Volonté de retour et position du HCR
Le déplacement de ces populations provient majoritairement des conflits armés qui ont dévasté le Nord‑Kivu et le Sud‑Kivu. Selon Mark Kirya, représentant adjoint du Haut‑Commissariat des Nations unies pour les réfugiés (HCR) en République démocratique du Congo, « les réfugiés sont libres de retourner où ils le souhaitent », mais l’agence « n’encourage pas les retours vers des zones encore jugées dangereuses, telles que l’Ituri, le Nord‑Kivu ou le Sud‑Kivu ».
Réactions du gouvernement congolais
Le ministre congolais de l’Intérieur, Jacquemain Shabani, a déclaré que le gouvernement intensifie les processus de paix afin de restaurer la sécurité dans l’est du pays. Il ajoute que les autorités congolaises œuvrent avec la Tanzanie et le HCR pour « trouver un lieu de retour sûr et sécurisé, que ce soit le lieu d’origine ou ailleurs », tout en insistant sur la nécessité d’une coopération régionale.
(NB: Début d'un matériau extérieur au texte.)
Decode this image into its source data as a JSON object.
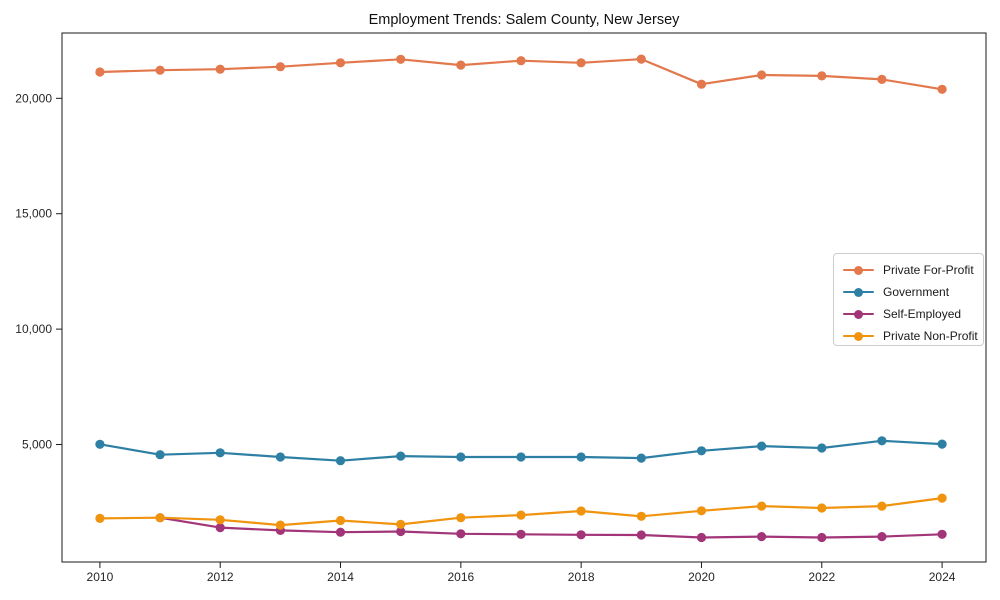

Perspectives et contraintes du rapatriement
La Tanzanie poursuit sa politique d’accueil envers les réfugiés congolais qui ne sont pas encore prêts à repartir. Parallèlement, le HCR doit mobiliser des ressources financières afin d’organiser le rapatriement volontaire et la réinstallation des personnes concernées. Aucun calendrier définitif n’est annoncé, ce qui laisse les populations dans l’incertitude quant à la date de leur éventuel retour.
En dépit de la volonté exprimée par une partie des réfugiés, les conditions sécuritaires et le manque de financement permanent freinent la mise en œuvre d’un programme de rapatriement à grande échelle.